Package Maintainer: If you wish for this bug to remain open because you
plan to fix it in a currently maintained version, simply change the 'version'
to a later Fedora version.

Thank you for reporting this issue and we are sorry that we were not
able to fix it before Fedora 25 is end of life. If you would still like
to see this bug fixed and are able to reproduce it against a later version
of Fedora, you are encouraged  change the 'version' to a later Fedora
version prior this bug is closed as described in the policy above.

Although we aim to fix as many bugs as possible during every release's
lifetime, sometimes those efforts are overtaken by events. Often a
more recent Fedora release includes newer upstream software that fixes
bugs or makes them obsolete.

pip semi supports debundling [0].

As a first course of action, I'll add virtual provides for the bundles libraries and then will explore the possibility of debundling the libraries.

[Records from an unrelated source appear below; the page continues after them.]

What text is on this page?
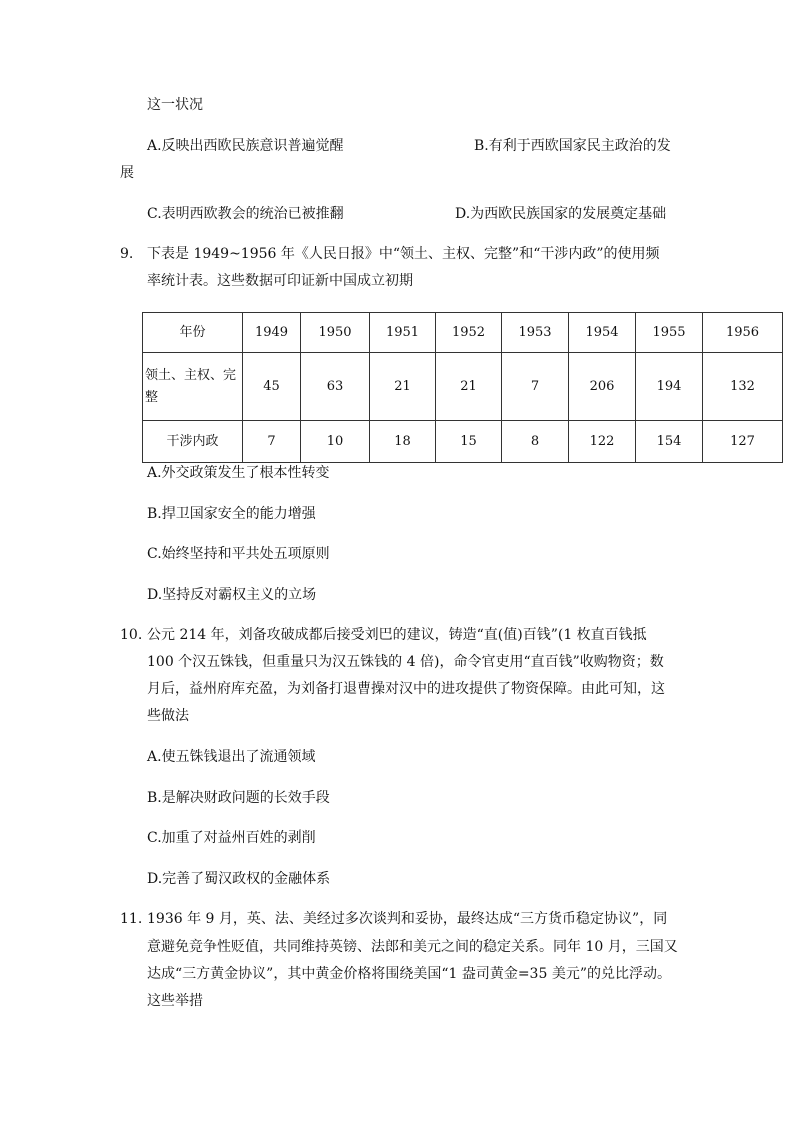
这一状况
A.反映出西欧民族意识普遍觉醒	B.有利于西欧国家民主政治的发
展
C.表明西欧教会的统治已被推翻	D.为西欧民族国家的发展奠定基础
9. 下表是 1949~1956 年《人民日报》中“领土、主权、完整”和“干涉内政”的使用频
率统计表。这些数据可印证新中国成立初期
年份	1949	1950	1951	1952	1953	1954	1955	1956
领土、主权、完
整	45	63	21	21	7	206	194	132
干涉内政	7	10	18	15	8	122	154	127
A.外交政策发生了根本性转变
B.捍卫国家安全的能力增强
C.始终坚持和平共处五项原则
D.坚持反对霸权主义的立场
10. 公元 214 年，刘备攻破成都后接受刘巴的建议，铸造“直(值)百钱”(1 枚直百钱抵
100 个汉五铢钱，但重量只为汉五铢钱的 4 倍)，命令官吏用“直百钱”收购物资；数
月后，益州府库充盈，为刘备打退曹操对汉中的进攻提供了物资保障。由此可知，这
些做法
A.使五铢钱退出了流通领域
B.是解决财政问题的长效手段
C.加重了对益州百姓的剥削
D.完善了蜀汉政权的金融体系
11. 1936 年 9 月，英、法、美经过多次谈判和妥协，最终达成“三方货币稳定协议”，同
意避免竞争性贬值，共同维持英镑、法郎和美元之间的稳定关系。同年 10 月，三国又
达成“三方黄金协议”，其中黄金价格将围绕美国“1 盎司黄金=35 美元”的兑比浮动。
这些举措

[0] https://github.com/pypa/pip/blob/master/src/pip/_vendor/README.rst#debundling

PR opened at: https://src.fedoraproject.org/rpms/python-pip/pull-request/1

python-pip-9.0.1-13.fc27 has been submitted as an update to Fedora 27. https://bodhi.fedoraproject.org/updates/FEDORA-2017-8f72bb7e29

python-pip-9.0.1-10.fc26 has been submitted as an update to Fedora 26. https://bodhi.fedoraproject.org/updates/FEDORA-2017-4278c9f049

python-pip-9.0.1-13.fc27 has been pushed to the Fedora 27 testing repository. If problems still persist, please make note of it in this bug report.
See https://fedoraproject.org/wiki/QA:Updates_Testing for
instructions on how to install test updates.
You can provide feedback for this update here: https://bodhi.fedoraproject.org/updates/FEDORA-2017-8f72bb7e29

python-pip-9.0.1-10.fc26 has been pushed to the Fedora 26 testing repository. If problems still persist, please make note of it in this bug report.
See https://fedoraproject.org/wiki/QA:Updates_Testing for
instructions on how to install test updates.
You can provide feedback for this update here: https://bodhi.fedoraproject.org/updates/FEDORA-2017-4278c9f049

python-pip-9.0.1-10.fc26 has been pushed to the Fedora 26 stable repository. If problems still persist, please make note of it in this bug report.

python-pip-9.0.1-13.fc27 has been pushed to the Fedora 27 stable repository. If problems still persist, please make note of it in this bug report.